AttributionReportingRequestOptions and the attributionReporting member in RequestInit: The attributionReporting property within the options of a fetch() call will be ignored. The fetch request will still be made, but it will not trigger any attribution-related functionality. This change will not cause any JavaScript errors, but conversion measurement that relies on the fetch requests will no longer work.
Attribution-Reporting-Eligible and Attribution-Reporting-Support headers: Since the browser will no longer process the attributionsrc attribute or the attributionReporting property in requests, it will no longer send these two headers on outgoing requests.
attribution-reporting permission policy: The attribution-reporting permission policy will be removed along with the API. Since the API it controls will no longer exist, the permission policy will have no effect and its removal is not considered a breaking change.
Planning and Estimated Milestones
Deprecate the browser API surface in M144 and remove in M150.

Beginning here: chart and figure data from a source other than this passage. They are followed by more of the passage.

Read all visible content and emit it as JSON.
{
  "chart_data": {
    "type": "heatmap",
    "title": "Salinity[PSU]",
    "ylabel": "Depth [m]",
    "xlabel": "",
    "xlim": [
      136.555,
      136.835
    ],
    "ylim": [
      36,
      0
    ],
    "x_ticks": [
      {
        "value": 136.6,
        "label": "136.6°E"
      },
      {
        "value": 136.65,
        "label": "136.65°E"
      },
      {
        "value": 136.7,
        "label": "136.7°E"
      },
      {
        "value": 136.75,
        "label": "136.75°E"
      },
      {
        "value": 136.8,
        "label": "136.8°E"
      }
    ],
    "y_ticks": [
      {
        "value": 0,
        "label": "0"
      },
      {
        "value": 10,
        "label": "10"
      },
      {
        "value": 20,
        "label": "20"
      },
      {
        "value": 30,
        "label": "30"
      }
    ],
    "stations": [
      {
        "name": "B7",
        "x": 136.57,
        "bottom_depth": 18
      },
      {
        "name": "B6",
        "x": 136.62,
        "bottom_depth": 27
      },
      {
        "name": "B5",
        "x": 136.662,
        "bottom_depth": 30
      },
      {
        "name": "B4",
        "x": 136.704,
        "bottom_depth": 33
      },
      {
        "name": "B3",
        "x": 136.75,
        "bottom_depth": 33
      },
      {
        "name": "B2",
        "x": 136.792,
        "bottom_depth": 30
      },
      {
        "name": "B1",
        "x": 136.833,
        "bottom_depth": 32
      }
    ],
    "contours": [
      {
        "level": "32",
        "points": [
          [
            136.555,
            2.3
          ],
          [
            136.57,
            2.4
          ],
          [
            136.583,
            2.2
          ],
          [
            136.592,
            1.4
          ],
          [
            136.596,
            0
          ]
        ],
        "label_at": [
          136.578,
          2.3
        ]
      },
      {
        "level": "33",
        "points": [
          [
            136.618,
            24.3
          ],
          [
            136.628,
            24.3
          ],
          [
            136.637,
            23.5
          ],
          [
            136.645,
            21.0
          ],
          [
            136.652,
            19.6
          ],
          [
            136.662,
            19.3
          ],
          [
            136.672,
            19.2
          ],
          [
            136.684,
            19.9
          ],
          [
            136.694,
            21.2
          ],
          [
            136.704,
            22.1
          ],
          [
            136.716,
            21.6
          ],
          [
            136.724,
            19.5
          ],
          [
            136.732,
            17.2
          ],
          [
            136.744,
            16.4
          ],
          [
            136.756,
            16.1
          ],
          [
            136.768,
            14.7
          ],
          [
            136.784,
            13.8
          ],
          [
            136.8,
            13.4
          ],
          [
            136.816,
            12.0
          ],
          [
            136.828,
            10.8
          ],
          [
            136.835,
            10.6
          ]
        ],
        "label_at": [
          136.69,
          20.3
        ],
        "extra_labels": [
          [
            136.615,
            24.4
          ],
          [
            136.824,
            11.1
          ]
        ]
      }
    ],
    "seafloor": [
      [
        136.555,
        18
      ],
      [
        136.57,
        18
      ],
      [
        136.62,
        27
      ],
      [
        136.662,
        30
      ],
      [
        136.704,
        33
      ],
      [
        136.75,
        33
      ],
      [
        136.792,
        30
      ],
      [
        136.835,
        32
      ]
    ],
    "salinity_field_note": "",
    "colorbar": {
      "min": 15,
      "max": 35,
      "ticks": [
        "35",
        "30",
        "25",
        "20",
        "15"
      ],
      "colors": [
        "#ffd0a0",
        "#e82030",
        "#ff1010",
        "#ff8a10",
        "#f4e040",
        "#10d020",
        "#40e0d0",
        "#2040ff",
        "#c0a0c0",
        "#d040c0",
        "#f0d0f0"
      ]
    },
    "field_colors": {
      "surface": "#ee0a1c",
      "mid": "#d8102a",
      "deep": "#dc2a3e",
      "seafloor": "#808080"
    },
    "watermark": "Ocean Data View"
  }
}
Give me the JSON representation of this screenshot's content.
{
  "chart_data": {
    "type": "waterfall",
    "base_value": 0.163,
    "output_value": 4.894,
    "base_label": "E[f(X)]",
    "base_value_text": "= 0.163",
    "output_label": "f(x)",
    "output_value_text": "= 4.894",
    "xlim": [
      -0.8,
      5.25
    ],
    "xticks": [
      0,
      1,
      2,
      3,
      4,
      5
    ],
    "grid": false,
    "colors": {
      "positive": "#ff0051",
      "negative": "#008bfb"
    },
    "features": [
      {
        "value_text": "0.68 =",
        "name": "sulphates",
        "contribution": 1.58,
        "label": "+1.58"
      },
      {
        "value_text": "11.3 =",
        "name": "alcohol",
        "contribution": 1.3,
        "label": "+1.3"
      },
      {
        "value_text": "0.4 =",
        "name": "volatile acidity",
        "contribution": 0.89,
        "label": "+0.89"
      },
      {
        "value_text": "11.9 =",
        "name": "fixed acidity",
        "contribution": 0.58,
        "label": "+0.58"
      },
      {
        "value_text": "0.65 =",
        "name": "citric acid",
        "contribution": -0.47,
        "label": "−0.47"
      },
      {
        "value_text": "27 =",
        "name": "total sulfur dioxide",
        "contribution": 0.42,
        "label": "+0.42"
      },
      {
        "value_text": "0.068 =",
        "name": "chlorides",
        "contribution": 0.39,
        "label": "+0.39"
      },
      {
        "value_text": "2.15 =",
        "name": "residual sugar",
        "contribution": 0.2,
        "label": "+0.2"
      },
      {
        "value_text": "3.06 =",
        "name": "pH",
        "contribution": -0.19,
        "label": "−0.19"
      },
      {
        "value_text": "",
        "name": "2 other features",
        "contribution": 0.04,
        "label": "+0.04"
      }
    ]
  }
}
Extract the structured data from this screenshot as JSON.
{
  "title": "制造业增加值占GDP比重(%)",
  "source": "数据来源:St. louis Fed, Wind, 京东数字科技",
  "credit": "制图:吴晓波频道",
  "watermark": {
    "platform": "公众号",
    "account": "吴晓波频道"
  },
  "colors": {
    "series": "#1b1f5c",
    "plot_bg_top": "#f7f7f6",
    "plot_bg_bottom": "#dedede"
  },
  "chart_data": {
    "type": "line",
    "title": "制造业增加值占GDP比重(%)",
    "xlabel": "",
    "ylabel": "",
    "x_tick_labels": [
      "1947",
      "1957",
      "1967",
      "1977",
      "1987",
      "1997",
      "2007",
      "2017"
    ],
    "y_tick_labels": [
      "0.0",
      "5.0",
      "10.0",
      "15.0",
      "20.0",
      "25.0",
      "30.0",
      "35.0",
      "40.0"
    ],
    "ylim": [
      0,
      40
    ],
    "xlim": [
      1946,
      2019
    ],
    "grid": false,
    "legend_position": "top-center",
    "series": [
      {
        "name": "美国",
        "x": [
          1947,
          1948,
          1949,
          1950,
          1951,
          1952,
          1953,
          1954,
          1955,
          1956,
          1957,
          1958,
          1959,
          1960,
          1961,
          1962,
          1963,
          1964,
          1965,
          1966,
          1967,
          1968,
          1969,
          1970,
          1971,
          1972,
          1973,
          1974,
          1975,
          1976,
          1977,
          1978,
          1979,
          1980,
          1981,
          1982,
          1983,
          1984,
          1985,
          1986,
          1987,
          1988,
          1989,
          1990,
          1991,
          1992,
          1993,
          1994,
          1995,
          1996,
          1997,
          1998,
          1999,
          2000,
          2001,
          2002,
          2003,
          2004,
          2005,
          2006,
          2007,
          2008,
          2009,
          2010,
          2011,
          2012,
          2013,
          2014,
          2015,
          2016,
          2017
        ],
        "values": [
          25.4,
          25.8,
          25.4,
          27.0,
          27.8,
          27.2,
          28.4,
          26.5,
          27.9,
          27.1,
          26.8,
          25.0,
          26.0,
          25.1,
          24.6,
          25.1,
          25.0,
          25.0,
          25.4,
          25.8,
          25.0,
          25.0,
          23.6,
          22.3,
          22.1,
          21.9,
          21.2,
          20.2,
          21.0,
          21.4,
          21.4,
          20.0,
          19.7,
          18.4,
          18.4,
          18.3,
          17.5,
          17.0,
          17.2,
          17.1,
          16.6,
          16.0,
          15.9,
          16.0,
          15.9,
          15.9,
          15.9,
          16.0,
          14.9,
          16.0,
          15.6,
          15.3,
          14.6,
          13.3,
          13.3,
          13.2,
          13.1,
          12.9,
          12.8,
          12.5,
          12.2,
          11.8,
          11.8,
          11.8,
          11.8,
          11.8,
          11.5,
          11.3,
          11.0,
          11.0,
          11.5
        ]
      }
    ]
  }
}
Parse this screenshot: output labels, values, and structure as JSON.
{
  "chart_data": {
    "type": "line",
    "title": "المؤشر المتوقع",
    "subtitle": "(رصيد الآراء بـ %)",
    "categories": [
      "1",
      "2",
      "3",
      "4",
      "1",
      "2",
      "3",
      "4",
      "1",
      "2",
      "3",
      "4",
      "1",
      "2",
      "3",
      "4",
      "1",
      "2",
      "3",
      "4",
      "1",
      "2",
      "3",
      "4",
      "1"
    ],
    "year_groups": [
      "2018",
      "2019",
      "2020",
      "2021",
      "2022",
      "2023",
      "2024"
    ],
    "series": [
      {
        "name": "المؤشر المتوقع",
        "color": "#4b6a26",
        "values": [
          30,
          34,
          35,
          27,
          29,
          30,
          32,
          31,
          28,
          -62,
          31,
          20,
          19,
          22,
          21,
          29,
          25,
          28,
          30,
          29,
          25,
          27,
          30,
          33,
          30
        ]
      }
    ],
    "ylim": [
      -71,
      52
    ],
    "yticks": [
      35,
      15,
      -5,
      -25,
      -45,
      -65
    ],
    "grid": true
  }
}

There will be one aspect of ARA that will end sooner. Server-side summary report computation will no longer operate by late December 2025. We have already communicated to the users of that service of these plans. Such users can use debug reports instead until the removal of the ARA surface as a whole. Since this impacts post-facto server-side operations, it will not incur any user-facing breakage.
Currently ~20% of page loads use the Attribution Reporting API. While ARA’s usage as a percentage of page loads is quite high, it is driven by a small number of third-party ad tech scripts present on a large number of sites. We will continue to monitor usage in addition to providing comprehensive updates on privacysandbox.google.com with the status of the API and deprecation plans.
We will proactively work toward reducing ARA usage to low levels once this intent is approved, including disallowing any new enrollment sign-ups, and contacting enrolled sites to inform them about the deprecation timelines.